Managed care plans are structured to maximize insurance company profits. One of the ways they do this is by requiring all plan members to have a primary care doctor, who will prescribe treatment or refer you to a specialist only if he or she thinks it is absolutely necessary. Plans structure payments to primary care doctors in such a way that it is more profitable for them to care for you themselves, rather than to refer you to a more highly-paid specialist.

Forcing patients to go through their primary care physician before seeing a specialist legitimately eliminates some wasteful costs. And cutting down on long hospital stays can also eliminate some unnecessary expense. But, overall, managed care plans set their standards for treatments, referrals and hospital stays with an eye towards total costs.
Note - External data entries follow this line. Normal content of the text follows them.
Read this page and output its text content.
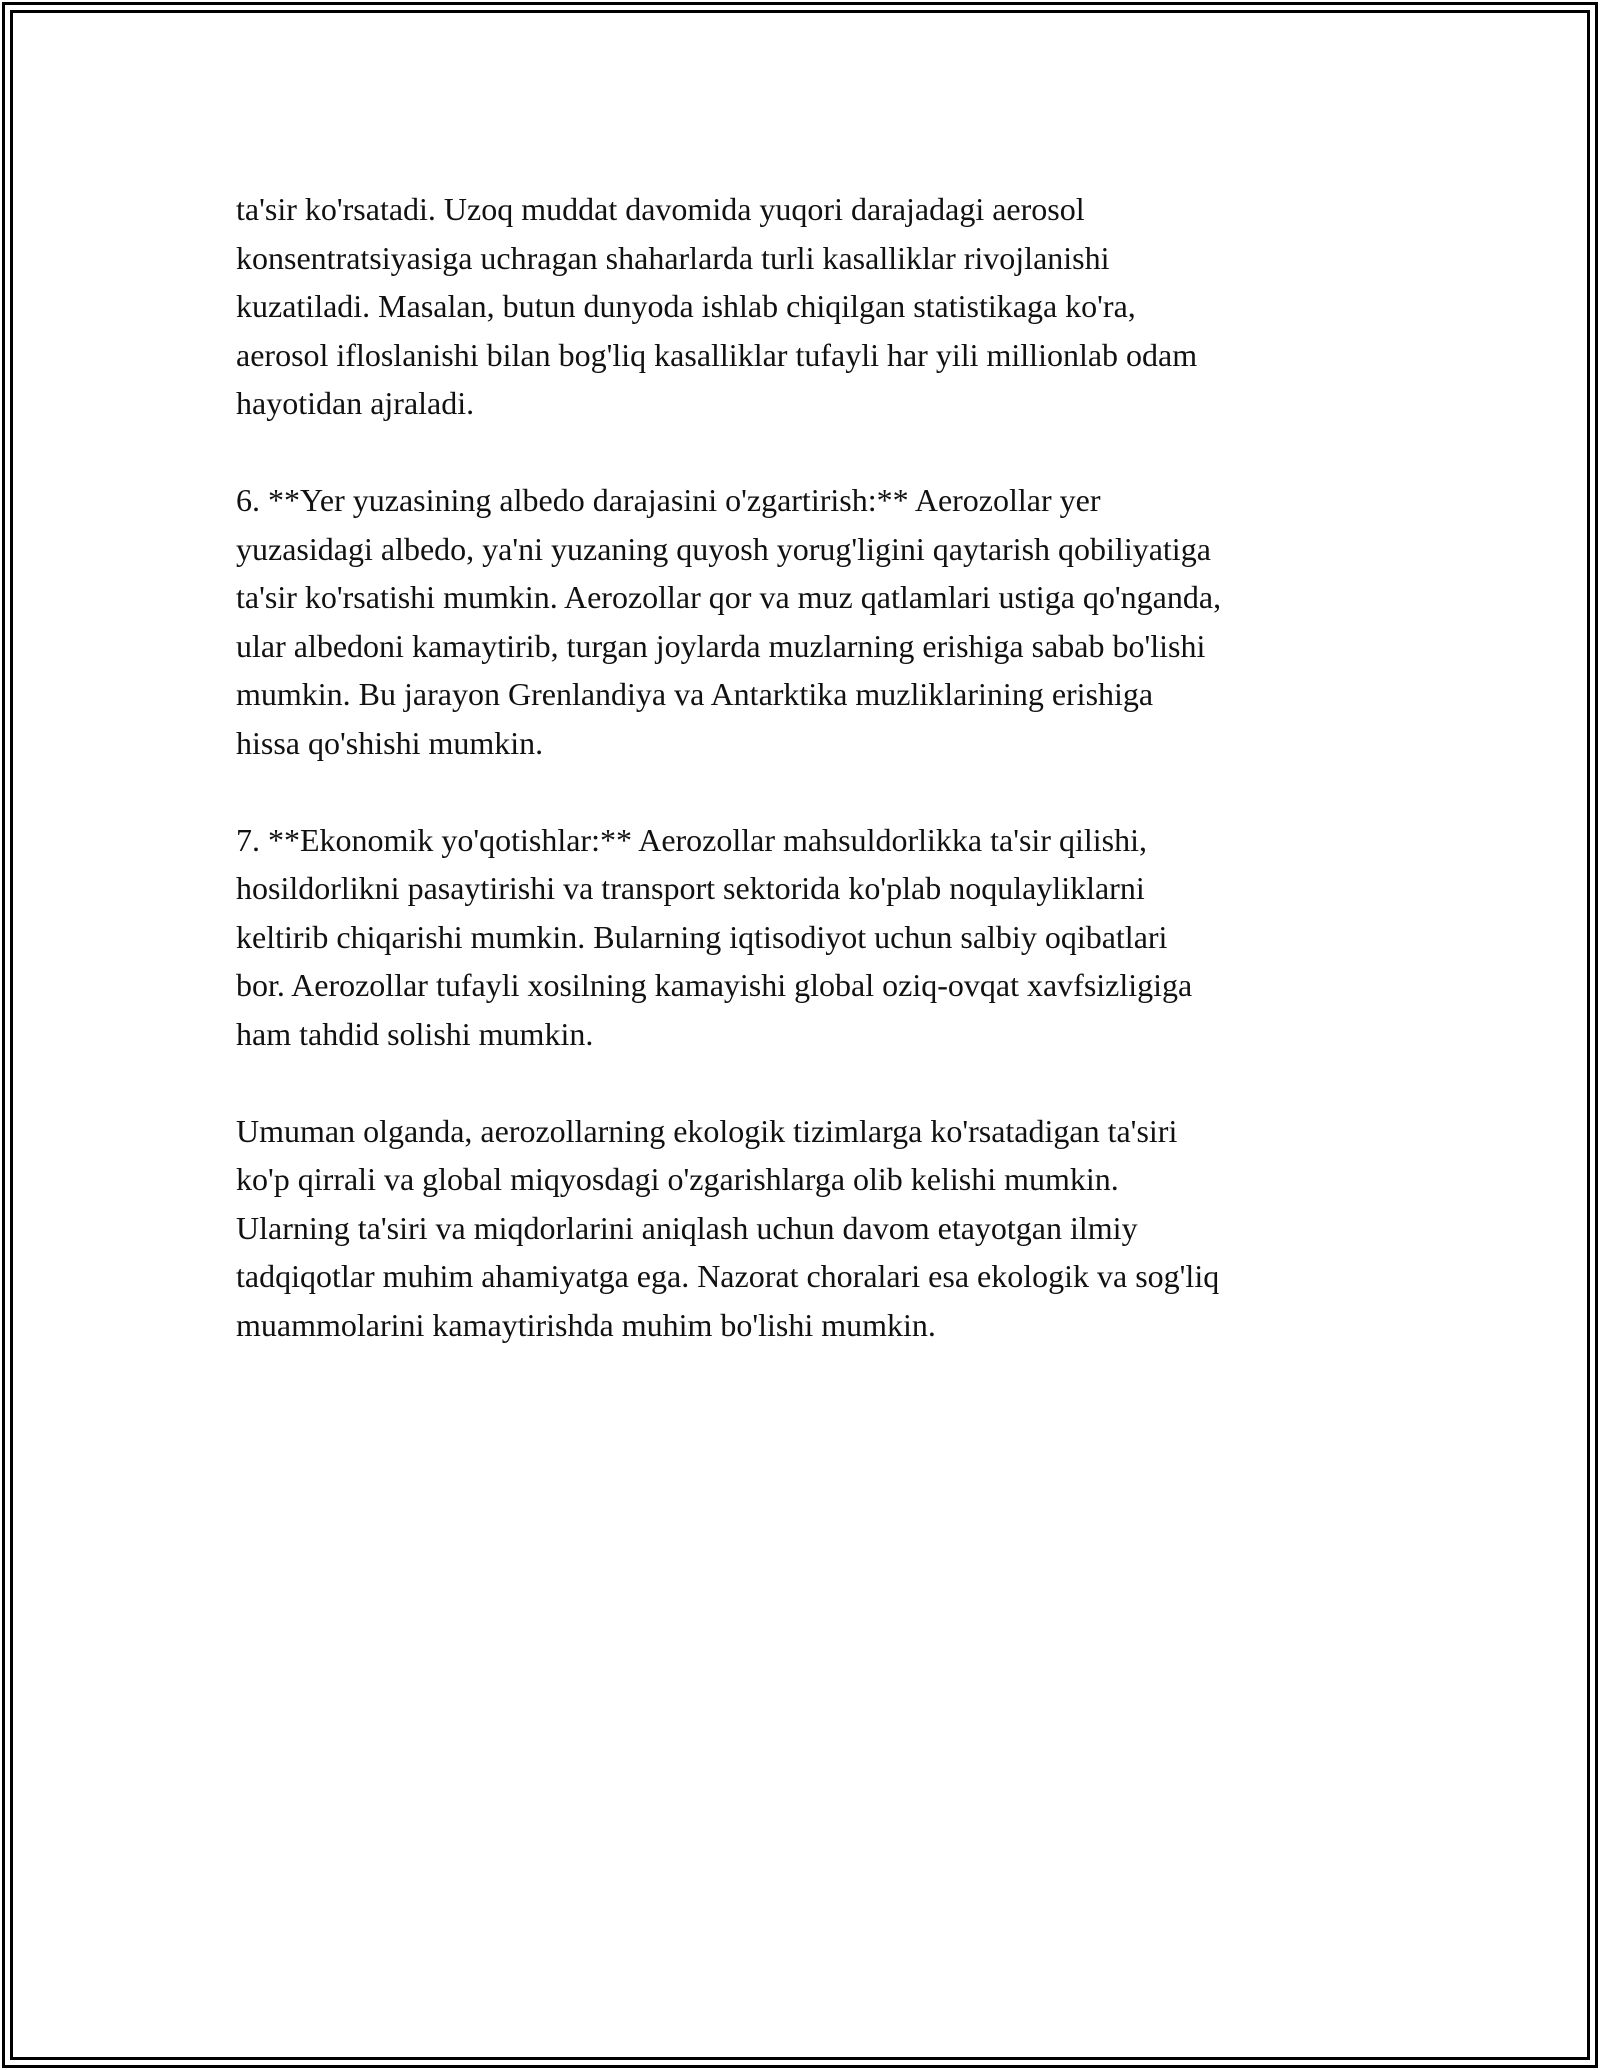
ta'sir ko'rsatadi. Uzoq muddat davomida yuqori darajadagi aerosol
konsentratsiyasiga uchragan shaharlarda turli kasalliklar rivojlanishi
kuzatiladi. Masalan, butun dunyoda ishlab chiqilgan statistikaga ko'ra,
aerosol ifloslanishi bilan bog'liq kasalliklar tufayli har yili millionlab odam
hayotidan ajraladi.

6. **Yer yuzasining albedo darajasini o'zgartirish:** Aerozollar yer
yuzasidagi albedo, ya'ni yuzaning quyosh yorug'ligini qaytarish qobiliyatiga
ta'sir ko'rsatishi mumkin. Aerozollar qor va muz qatlamlari ustiga qo'nganda,
ular albedoni kamaytirib, turgan joylarda muzlarning erishiga sabab bo'lishi
mumkin. Bu jarayon Grenlandiya va Antarktika muzliklarining erishiga
hissa qo'shishi mumkin.

7. **Ekonomik yo'qotishlar:** Aerozollar mahsuldorlikka ta'sir qilishi,
hosildorlikni pasaytirishi va transport sektorida ko'plab noqulayliklarni
keltirib chiqarishi mumkin. Bularning iqtisodiyot uchun salbiy oqibatlari
bor. Aerozollar tufayli xosilning kamayishi global oziq-ovqat xavfsizligiga
ham tahdid solishi mumkin.

Umuman olganda, aerozollarning ekologik tizimlarga ko'rsatadigan ta'siri
ko'p qirrali va global miqyosdagi o'zgarishlarga olib kelishi mumkin.
Ularning ta'siri va miqdorlarini aniqlash uchun davom etayotgan ilmiy
tadqiqotlar muhim ahamiyatga ega. Nazorat choralari esa ekologik va sog'liq
muammolarini kamaytirishda muhim bo'lishi mumkin.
As a result, several studies from the Journal of the American Medical Association show that referrals for surgery, the rate of inpatient versus outpatient care and the length of hospital stays were all consistently lower with managed care plans than with traditional fee-for-service insurance.

Placing Your Bet

Your choice of managed care or medigap may depend on several factors. You may have had a favorable -- or unfavorable -- experience with managed care before you became eligible for Medicaid. Or you may be forced to choose the less expensive plan because of financial limitations, even if you would prefer to buy a more expensive medigap plan. For these reasons, in addition to lower costs, nearly 25% of seniors have taken the bet and joined a Medicare managed care plan. However, a substantial number later return to the traditional Medicare plus medigap.

Before you reach a final decision about joining a managed care plan, closely examine the specifics of any particular managed care plan you are considering -- and compare specific managed care plans and medigap policies side by side.